The attack happened after the aid workers joined an aid convoy bound for Gaza to break an Israeli blockade, officials from several countries confirmed on Friday. Libyan deputy prime minister Awad al-Barassi, who visited the women in the hospital, said the victims were traveling with two male companions when they were kidnapped on Tuesday on their way to the Benghazi airport after deciding to return to Britain.
The overland convoy left Britain on Feb. 25, but was stuck for days along the Libyan-Egyptian border after Egyptian border guards refused to let them to cross. Al-Barassi told Libya al-Hurra TV late Thursday that the women were in “very bad shape.”
Two of the women are sisters and their father witnessed the rape of the women, he said.
Their 10-vehicle convoy carrying medical supplies was named “Mavi Marmara” in honor of a ship involved in a 2010 deadly flotilla incident, according to Huseyin Oruc of IHH, a Turkish humanitarian relief organization.

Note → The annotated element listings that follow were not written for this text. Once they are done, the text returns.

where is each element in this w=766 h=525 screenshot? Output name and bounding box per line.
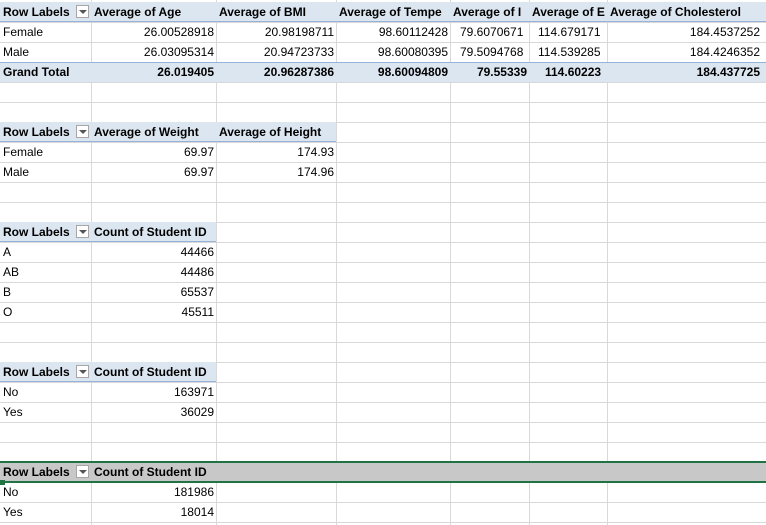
value-cell[interactable]: 98.60094809 bbox=[377, 65, 448, 79]
value-cell[interactable]: 20.96287386 bbox=[263, 65, 334, 79]
value-cell[interactable]: 36029 bbox=[180, 405, 214, 419]
filter-dropdown-icon[interactable] bbox=[76, 465, 89, 478]
row-labels-header[interactable]: Row Labels bbox=[3, 465, 70, 479]
value-cell[interactable]: 184.437725 bbox=[696, 65, 760, 79]
col-header-age[interactable]: Average of Age bbox=[94, 5, 182, 19]
value-cell[interactable]: 69.97 bbox=[183, 165, 214, 179]
value-cell[interactable]: 44486 bbox=[180, 265, 214, 279]
col-header-blood-pressure[interactable]: Average of E bbox=[532, 5, 605, 19]
row-selection-outline bbox=[0, 461, 766, 483]
value-cell[interactable]: 79.5094768 bbox=[460, 45, 524, 59]
row-labels-header[interactable]: Row Labels bbox=[3, 365, 70, 379]
value-cell[interactable]: 26.03095314 bbox=[143, 45, 214, 59]
value-cell[interactable]: 44466 bbox=[180, 245, 214, 259]
value-cell[interactable]: 98.60112428 bbox=[378, 25, 448, 39]
filter-dropdown-icon[interactable] bbox=[76, 365, 89, 378]
value-cell[interactable]: 65537 bbox=[180, 285, 214, 299]
value-cell[interactable]: 20.94723733 bbox=[263, 45, 334, 59]
value-cell[interactable]: 79.6070671 bbox=[460, 25, 524, 39]
row-labels-header[interactable]: Row Labels bbox=[3, 125, 70, 139]
col-header-weight[interactable]: Average of Weight bbox=[94, 125, 199, 139]
value-cell[interactable]: 114.539285 bbox=[538, 45, 601, 59]
value-cell[interactable]: 20.98198711 bbox=[264, 25, 334, 39]
row-label[interactable]: Yes bbox=[3, 505, 23, 519]
value-cell[interactable]: 26.019405 bbox=[157, 65, 214, 79]
value-cell[interactable]: 114.679171 bbox=[538, 25, 601, 39]
col-header-bmi[interactable]: Average of BMI bbox=[219, 5, 306, 19]
value-cell[interactable]: 184.4246352 bbox=[689, 45, 760, 59]
col-header-cholesterol[interactable]: Average of Cholesterol bbox=[610, 5, 741, 19]
row-label[interactable]: O bbox=[3, 305, 13, 319]
value-cell[interactable]: 181986 bbox=[173, 485, 214, 499]
col-header-heart-rate[interactable]: Average of I bbox=[453, 5, 522, 19]
value-cell[interactable]: 98.60080395 bbox=[377, 45, 448, 59]
filter-dropdown-icon[interactable] bbox=[76, 225, 89, 238]
value-cell[interactable]: 69.97 bbox=[183, 145, 214, 159]
value-cell[interactable]: 174.93 bbox=[297, 145, 334, 159]
value-cell[interactable]: 163971 bbox=[173, 385, 214, 399]
row-labels-header[interactable]: Row Labels bbox=[3, 225, 70, 239]
col-header-count[interactable]: Count of Student ID bbox=[94, 465, 207, 479]
row-labels-header[interactable]: Row Labels bbox=[3, 5, 70, 19]
col-header-height[interactable]: Average of Height bbox=[219, 125, 322, 139]
grand-total-label[interactable]: Grand Total bbox=[3, 65, 70, 79]
filter-dropdown-icon[interactable] bbox=[76, 125, 89, 138]
value-cell[interactable]: 26.00528918 bbox=[143, 25, 214, 39]
selection-fill-handle[interactable] bbox=[0, 480, 5, 485]
row-label[interactable]: A bbox=[3, 245, 12, 259]
value-cell[interactable]: 79.55339 bbox=[476, 65, 527, 79]
row-label[interactable]: No bbox=[3, 485, 19, 499]
value-cell[interactable]: 184.4537252 bbox=[689, 25, 760, 39]
filter-dropdown-icon[interactable] bbox=[76, 5, 89, 18]
row-label[interactable]: AB bbox=[3, 265, 20, 279]
value-cell[interactable]: 45511 bbox=[181, 305, 214, 319]
col-header-count[interactable]: Count of Student ID bbox=[94, 225, 207, 239]
row-label[interactable]: Yes bbox=[3, 405, 23, 419]
row-label-female[interactable]: Female bbox=[3, 25, 44, 39]
row-label-male[interactable]: Male bbox=[3, 165, 30, 179]
row-label[interactable]: No bbox=[3, 385, 19, 399]
row-label-male[interactable]: Male bbox=[3, 45, 30, 59]
value-cell[interactable]: 114.60223 bbox=[545, 65, 602, 79]
row-label-female[interactable]: Female bbox=[3, 145, 44, 159]
row-label[interactable]: B bbox=[3, 285, 12, 299]
value-cell[interactable]: 174.96 bbox=[297, 165, 334, 179]
value-cell[interactable]: 18014 bbox=[180, 505, 214, 519]
col-header-temperature[interactable]: Average of Tempe bbox=[339, 5, 442, 19]
col-header-count[interactable]: Count of Student ID bbox=[94, 365, 207, 379]
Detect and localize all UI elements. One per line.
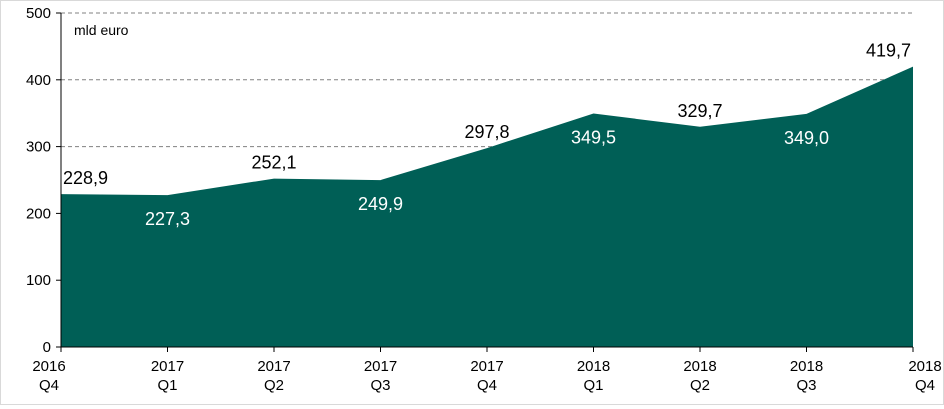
area-fill (61, 66, 913, 347)
data-labels: 228,9 227,3 252,1 249,9 297,8 349,5 329,7 349,0… (63, 41, 911, 230)
x-tick-label-year: 2018 (790, 358, 823, 375)
x-tick-label-quarter: Q1 (583, 377, 603, 394)
x-tick-label-quarter: Q3 (370, 377, 390, 394)
y-tick-label: 0 (43, 339, 51, 356)
data-label: 227,3 (145, 209, 190, 229)
x-tick-label-quarter: Q3 (796, 377, 816, 394)
x-tick-label-quarter: Q4 (915, 377, 935, 394)
x-tick-label-quarter: Q4 (477, 377, 497, 394)
x-tick-label-year: 2018 (683, 358, 716, 375)
x-tick-label-year: 2018 (908, 358, 941, 375)
x-tick-label-year: 2017 (151, 358, 184, 375)
data-label: 228,9 (63, 168, 108, 188)
x-tick-label-year: 2017 (470, 358, 503, 375)
data-label: 349,0 (784, 128, 829, 148)
x-tick-labels: 2016 Q4 2017 Q1 2017 Q2 2017 Q3 2017 Q4 2018 Q1 2018… (32, 358, 941, 394)
y-tick-label: 500 (26, 5, 51, 22)
y-tick-label: 400 (26, 72, 51, 89)
x-tick-label-year: 2017 (364, 358, 397, 375)
y-tick-label: 100 (26, 272, 51, 289)
data-label: 297,8 (464, 122, 509, 142)
y-tick-label: 300 (26, 139, 51, 156)
data-label: 252,1 (251, 153, 296, 173)
x-tick-label-quarter: Q1 (157, 377, 177, 394)
x-tick-label-quarter: Q2 (690, 377, 710, 394)
y-tick-label: 200 (26, 205, 51, 222)
y-tick-labels: 0 100 200 300 400 500 (26, 5, 51, 356)
unit-label: mld euro (74, 22, 129, 38)
x-tick-label-year: 2018 (577, 358, 610, 375)
data-label: 419,7 (866, 41, 911, 61)
x-tick-label-year: 2016 (32, 358, 65, 375)
x-tick-label-quarter: Q4 (39, 377, 59, 394)
x-tick-label-year: 2017 (257, 358, 290, 375)
data-label: 249,9 (358, 194, 403, 214)
data-label: 329,7 (677, 101, 722, 121)
data-label: 349,5 (571, 128, 616, 148)
axes (56, 12, 914, 352)
area-series (61, 66, 913, 347)
x-tick-label-quarter: Q2 (264, 377, 284, 394)
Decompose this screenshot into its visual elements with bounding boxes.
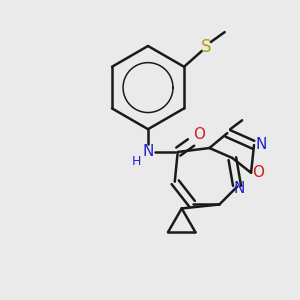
Text: O: O (252, 165, 264, 180)
Text: O: O (194, 127, 206, 142)
Text: S: S (201, 38, 211, 56)
Text: N: N (142, 145, 154, 160)
Text: N: N (255, 136, 267, 152)
Text: H: H (131, 155, 141, 168)
Text: N: N (233, 181, 245, 196)
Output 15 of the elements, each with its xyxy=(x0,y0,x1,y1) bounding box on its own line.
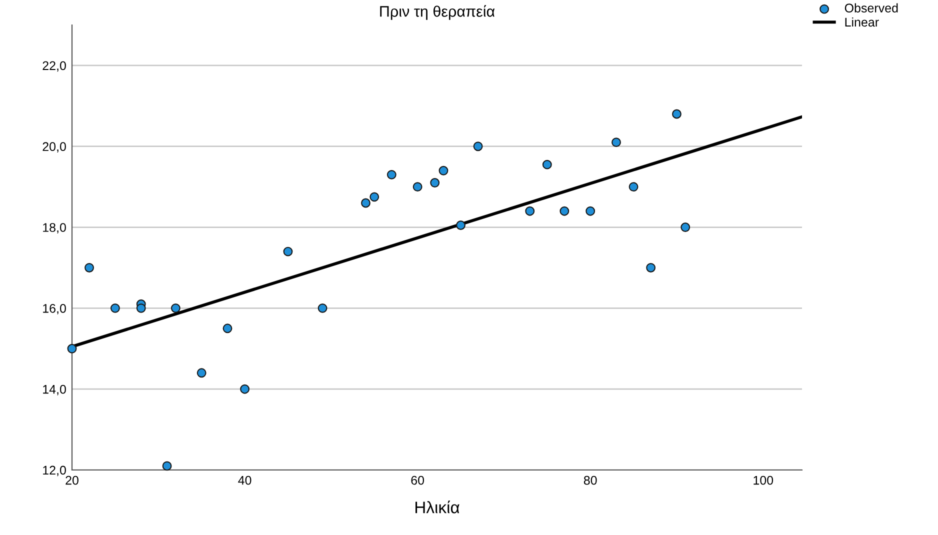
chart-title: Πριν τη θεραπεία xyxy=(380,5,495,20)
x-tick-label: 40 xyxy=(238,476,252,485)
legend-label: Linear xyxy=(845,17,879,27)
x-tick-label: 20 xyxy=(66,476,78,485)
legend-label: Observed xyxy=(844,3,898,12)
x-tick-label: 80 xyxy=(584,476,597,485)
y-tick-label: 16,0 xyxy=(43,304,66,314)
x-tick-label: 60 xyxy=(411,476,424,485)
y-tick-label: 12,0 xyxy=(43,466,66,476)
y-tick-label: 20,0 xyxy=(42,142,66,152)
x-tick-label: 100 xyxy=(754,476,774,485)
y-tick-label: 18,0 xyxy=(43,223,66,234)
x-axis-title: Ηλικία xyxy=(415,500,460,514)
y-tick-label: 14,0 xyxy=(43,384,66,396)
y-tick-label: 22,0 xyxy=(42,61,66,72)
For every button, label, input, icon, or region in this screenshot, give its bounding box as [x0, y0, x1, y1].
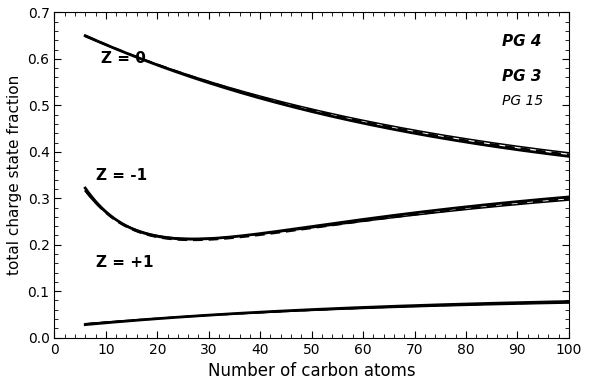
Y-axis label: total charge state fraction: total charge state fraction [7, 75, 22, 275]
Text: Z = 0: Z = 0 [101, 51, 145, 67]
Text: PG 3: PG 3 [502, 69, 541, 84]
Text: PG 4: PG 4 [502, 34, 541, 49]
Text: Z = +1: Z = +1 [95, 255, 153, 270]
X-axis label: Number of carbon atoms: Number of carbon atoms [208, 362, 415, 380]
Text: PG 15: PG 15 [502, 94, 543, 108]
Text: Z = -1: Z = -1 [95, 168, 147, 183]
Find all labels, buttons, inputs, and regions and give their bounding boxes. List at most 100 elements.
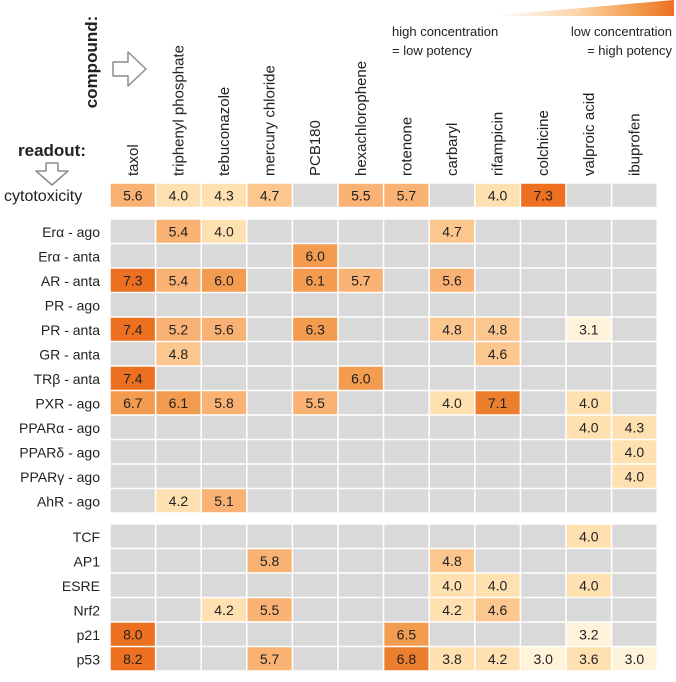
heatmap-cell [521, 342, 566, 366]
heatmap-cell [338, 440, 383, 464]
row-label: AhR - ago [37, 493, 100, 509]
cell-value-label: 5.7 [397, 187, 417, 203]
heatmap-cell [384, 549, 429, 573]
heatmap-cell [110, 342, 155, 366]
heatmap-cell [293, 524, 338, 548]
heatmap-cell [566, 293, 611, 317]
heatmap-cell [566, 440, 611, 464]
heatmap-cell [612, 598, 657, 622]
heatmap-cell [293, 391, 338, 415]
heatmap-cell [156, 183, 201, 207]
heatmap-cell [429, 183, 475, 207]
cell-value-label: 5.6 [214, 321, 234, 337]
heatmap-cell [475, 366, 520, 390]
row-label: PR - ago [45, 297, 100, 313]
heatmap-cell [475, 183, 520, 207]
heatmap-cell [156, 219, 201, 243]
heatmap-cell [110, 598, 155, 622]
heatmap-cell [521, 183, 566, 207]
row-label: Nrf2 [74, 602, 101, 618]
heatmap-cell [429, 440, 475, 464]
heatmap-cell [110, 244, 155, 268]
column-label: hexachlorophene [353, 61, 370, 176]
cell-value-label: 5.6 [442, 272, 462, 288]
cell-value-label: 4.0 [442, 577, 462, 593]
heatmap-cell [247, 598, 292, 622]
heatmap-cell [293, 440, 338, 464]
heatmap-cell [293, 268, 338, 292]
row-label: Erα - anta [38, 248, 100, 264]
cell-value-label: 7.4 [123, 370, 143, 386]
heatmap-cell [247, 622, 292, 646]
cell-value-label: 4.3 [625, 419, 645, 435]
heatmap-cell [201, 647, 247, 671]
cell-value-label: 7.3 [123, 272, 143, 288]
heatmap-cell [612, 342, 657, 366]
heatmap-cell [110, 268, 155, 292]
heatmap-cell [521, 647, 566, 671]
heatmap-cell [384, 244, 429, 268]
heatmap-cell [612, 219, 657, 243]
column-label: PCB180 [307, 120, 324, 176]
heatmap-cell [201, 524, 247, 548]
heatmap-cell [293, 415, 338, 439]
column-label: triphenyl phosphate [170, 45, 187, 176]
heatmap-cell [429, 415, 475, 439]
group-background [109, 523, 659, 672]
heatmap-cell [247, 415, 292, 439]
cell-value-label: 6.5 [397, 626, 417, 642]
row-label: p53 [77, 651, 101, 667]
heatmap-cell [429, 293, 475, 317]
heatmap-cell [521, 549, 566, 573]
heatmap-cell [566, 598, 611, 622]
heatmap-cell [156, 622, 201, 646]
cell-value-label: 4.6 [488, 602, 508, 618]
cell-value-label: 6.1 [305, 272, 325, 288]
heatmap-cell [384, 598, 429, 622]
cell-value-label: 4.0 [488, 187, 508, 203]
heatmap-cell [429, 489, 475, 513]
heatmap-cell [110, 293, 155, 317]
heatmap-cell [566, 366, 611, 390]
heatmap-cell [247, 183, 292, 207]
heatmap-cell [338, 549, 383, 573]
cell-value-label: 4.2 [214, 602, 234, 618]
heatmap-cell [612, 489, 657, 513]
heatmap-cell [201, 342, 247, 366]
column-label: taxol [125, 144, 142, 176]
heatmap-cell [201, 366, 247, 390]
cell-value-label: 8.0 [123, 626, 143, 642]
heatmap-cell [521, 464, 566, 488]
heatmap-cell [201, 598, 247, 622]
heatmap-cell [247, 489, 292, 513]
heatmap-cell [475, 244, 520, 268]
heatmap-cell [429, 317, 475, 341]
heatmap-cell [293, 317, 338, 341]
heatmap-cell [156, 293, 201, 317]
heatmap-cell [612, 573, 657, 597]
cell-value-label: 4.0 [214, 223, 234, 239]
heatmap-cell [384, 293, 429, 317]
group-background [109, 182, 659, 209]
heatmap-cell [110, 366, 155, 390]
heatmap-cell [247, 391, 292, 415]
readout-axis-label: readout: [18, 141, 86, 160]
heatmap-cell [384, 366, 429, 390]
heatmap-cell [247, 219, 292, 243]
heatmap-cell [201, 391, 247, 415]
row-label: p21 [77, 627, 101, 643]
heatmap-cell [429, 598, 475, 622]
heatmap-cell [156, 415, 201, 439]
heatmap-cell [338, 598, 383, 622]
heatmap-cell [201, 489, 247, 513]
heatmap-cell [475, 464, 520, 488]
heatmap-cell [612, 440, 657, 464]
cell-value-label: 4.0 [579, 577, 599, 593]
heatmap-cell [384, 647, 429, 671]
cell-value-label: 5.8 [260, 553, 280, 569]
heatmap-cell [338, 489, 383, 513]
heatmap-cell [156, 489, 201, 513]
column-label: rifampicin [490, 112, 507, 176]
heatmap-cell [156, 342, 201, 366]
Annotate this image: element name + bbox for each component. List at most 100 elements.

A Foreign Office spokesman said: “We are aware of an incident in Libya involving a number of British nationals who were part of an aid convoy.
“We are providing consular assistance.”
Libyan state news agency LANA quoted Interior Ministry spokesman Majdi al-Ourfi as saying four men had been arrested in connection with the incident.
An army official said those arrested were believed to be former members of the security forces who were dismissed from their jobs a few months ago.